Is "marriage" identical or similar to "marriage"?
If the answer is Yes, Texas may just have outlawed all marriages, not just gay marriage:
Texans: Are you really married?
Barbara Ann Radnofsky, a Houston lawyer and Democratic candidate for attorney general, says that a 22-word clause in a 2005 constitutional amendment designed to ban gay marriages erroneously endangers the legal status of all marriages in the state.
The amendment, approved by the Legislature and overwhelmingly ratified by voters, declares that "marriage in this state shall consist only of the union of one man and one woman." But the troublemaking phrase, as Radnofsky sees it, is Subsection B, which declares:
"This state or a political subdivision of this state may not create or recognize any legal status identical or similar to marriage."

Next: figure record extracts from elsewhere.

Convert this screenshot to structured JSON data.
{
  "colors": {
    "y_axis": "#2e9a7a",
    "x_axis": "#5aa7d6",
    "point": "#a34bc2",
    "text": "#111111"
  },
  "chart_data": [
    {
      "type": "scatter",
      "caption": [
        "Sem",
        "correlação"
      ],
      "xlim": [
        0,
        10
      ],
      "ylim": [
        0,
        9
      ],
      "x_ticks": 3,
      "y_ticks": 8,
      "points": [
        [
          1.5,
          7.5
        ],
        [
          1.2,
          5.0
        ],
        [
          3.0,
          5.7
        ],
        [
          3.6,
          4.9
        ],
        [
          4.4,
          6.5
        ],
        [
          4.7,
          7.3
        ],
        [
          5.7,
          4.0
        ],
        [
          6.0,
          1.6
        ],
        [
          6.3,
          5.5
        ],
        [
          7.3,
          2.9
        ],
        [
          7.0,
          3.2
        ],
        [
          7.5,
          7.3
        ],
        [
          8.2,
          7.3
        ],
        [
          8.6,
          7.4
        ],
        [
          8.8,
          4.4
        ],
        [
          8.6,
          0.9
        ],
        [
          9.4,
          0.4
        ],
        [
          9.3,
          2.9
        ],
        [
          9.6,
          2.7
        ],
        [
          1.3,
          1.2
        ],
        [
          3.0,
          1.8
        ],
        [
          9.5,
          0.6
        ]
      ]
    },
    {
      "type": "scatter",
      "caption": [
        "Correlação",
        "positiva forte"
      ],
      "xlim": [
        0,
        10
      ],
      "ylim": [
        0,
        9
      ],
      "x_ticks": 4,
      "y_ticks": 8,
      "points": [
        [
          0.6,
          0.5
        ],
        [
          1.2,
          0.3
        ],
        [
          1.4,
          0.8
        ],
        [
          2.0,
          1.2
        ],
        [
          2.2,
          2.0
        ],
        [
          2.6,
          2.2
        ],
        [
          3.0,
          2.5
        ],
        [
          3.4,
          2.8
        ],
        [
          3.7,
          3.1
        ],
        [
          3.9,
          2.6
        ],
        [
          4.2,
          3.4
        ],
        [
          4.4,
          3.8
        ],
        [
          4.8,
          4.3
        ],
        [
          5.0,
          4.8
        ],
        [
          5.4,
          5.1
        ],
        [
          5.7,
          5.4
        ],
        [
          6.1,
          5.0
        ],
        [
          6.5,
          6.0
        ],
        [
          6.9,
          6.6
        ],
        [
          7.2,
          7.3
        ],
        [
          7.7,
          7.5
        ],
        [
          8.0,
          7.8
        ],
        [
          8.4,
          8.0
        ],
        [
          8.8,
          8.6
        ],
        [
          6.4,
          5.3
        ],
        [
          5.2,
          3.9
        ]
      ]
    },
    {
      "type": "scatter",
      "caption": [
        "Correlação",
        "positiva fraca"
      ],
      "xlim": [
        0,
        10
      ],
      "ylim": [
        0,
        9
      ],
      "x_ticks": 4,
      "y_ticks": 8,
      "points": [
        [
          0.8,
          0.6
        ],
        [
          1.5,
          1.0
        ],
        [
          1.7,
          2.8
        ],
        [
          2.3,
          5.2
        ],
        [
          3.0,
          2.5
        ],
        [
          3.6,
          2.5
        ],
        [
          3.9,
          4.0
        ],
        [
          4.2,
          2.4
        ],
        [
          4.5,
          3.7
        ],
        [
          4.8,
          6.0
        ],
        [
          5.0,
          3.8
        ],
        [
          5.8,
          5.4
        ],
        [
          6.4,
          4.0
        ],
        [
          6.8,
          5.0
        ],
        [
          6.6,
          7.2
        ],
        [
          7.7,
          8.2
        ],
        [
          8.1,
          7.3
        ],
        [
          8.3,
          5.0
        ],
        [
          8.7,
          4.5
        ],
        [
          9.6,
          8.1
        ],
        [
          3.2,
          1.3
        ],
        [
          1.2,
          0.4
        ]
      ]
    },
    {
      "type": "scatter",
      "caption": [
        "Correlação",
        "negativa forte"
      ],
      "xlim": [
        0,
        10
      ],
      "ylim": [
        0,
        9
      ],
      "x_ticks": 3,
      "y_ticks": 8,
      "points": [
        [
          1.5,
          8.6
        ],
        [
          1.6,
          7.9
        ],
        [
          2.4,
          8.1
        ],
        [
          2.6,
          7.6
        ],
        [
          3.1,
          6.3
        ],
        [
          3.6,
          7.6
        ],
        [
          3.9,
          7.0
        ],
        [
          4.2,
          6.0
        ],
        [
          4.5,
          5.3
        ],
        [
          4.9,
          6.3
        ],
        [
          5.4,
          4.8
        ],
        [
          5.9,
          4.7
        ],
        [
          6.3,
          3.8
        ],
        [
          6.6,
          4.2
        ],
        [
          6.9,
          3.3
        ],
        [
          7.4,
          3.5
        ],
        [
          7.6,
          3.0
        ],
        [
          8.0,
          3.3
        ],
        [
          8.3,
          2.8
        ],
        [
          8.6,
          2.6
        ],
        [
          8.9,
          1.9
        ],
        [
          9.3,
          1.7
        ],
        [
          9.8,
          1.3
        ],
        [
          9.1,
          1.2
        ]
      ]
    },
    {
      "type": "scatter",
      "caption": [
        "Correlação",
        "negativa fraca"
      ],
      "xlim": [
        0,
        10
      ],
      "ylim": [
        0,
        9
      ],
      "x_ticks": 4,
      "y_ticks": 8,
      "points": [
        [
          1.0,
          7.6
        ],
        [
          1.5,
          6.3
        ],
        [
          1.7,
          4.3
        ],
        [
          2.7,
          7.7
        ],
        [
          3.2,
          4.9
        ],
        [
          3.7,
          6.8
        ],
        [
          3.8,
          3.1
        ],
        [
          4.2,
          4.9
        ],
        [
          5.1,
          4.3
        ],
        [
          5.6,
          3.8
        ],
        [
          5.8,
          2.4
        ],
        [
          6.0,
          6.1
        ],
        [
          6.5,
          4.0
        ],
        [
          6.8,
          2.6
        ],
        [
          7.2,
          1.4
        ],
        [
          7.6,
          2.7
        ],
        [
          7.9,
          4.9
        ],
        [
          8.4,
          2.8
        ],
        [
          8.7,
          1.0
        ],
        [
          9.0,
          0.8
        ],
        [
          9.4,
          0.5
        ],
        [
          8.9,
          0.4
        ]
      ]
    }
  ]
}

Architects of the amendment included the clause to ban same-sex civil unions and domestic partnerships. But Radnofsky, who was a member of the powerhouse Vinson & Elkins law firm in Houston for 27 years until retiring in 2006, says the wording of Subsection B effectively "eliminates marriage in Texas," including common-law marriages.
I bet I know why the Christianists who pushed this amendment used that wording, too: They think the FSM created marriage, so they don't want the state of TX doing it, too.
Radnofsky acknowledged that the clause is not likely to result in an overnight dismantling of marriages in Texas. But she said the wording opens the door to legal claims involving spousal rights, insurance claims, inheritance and a host other marriage-related issues.
"This breeds unneeded arguments, lawsuits and expense which could have been avoided by good lawyering," Radnofsky said. "Yes, I believe the clear language of B bans all marriages, and this is indeed a huge mistake.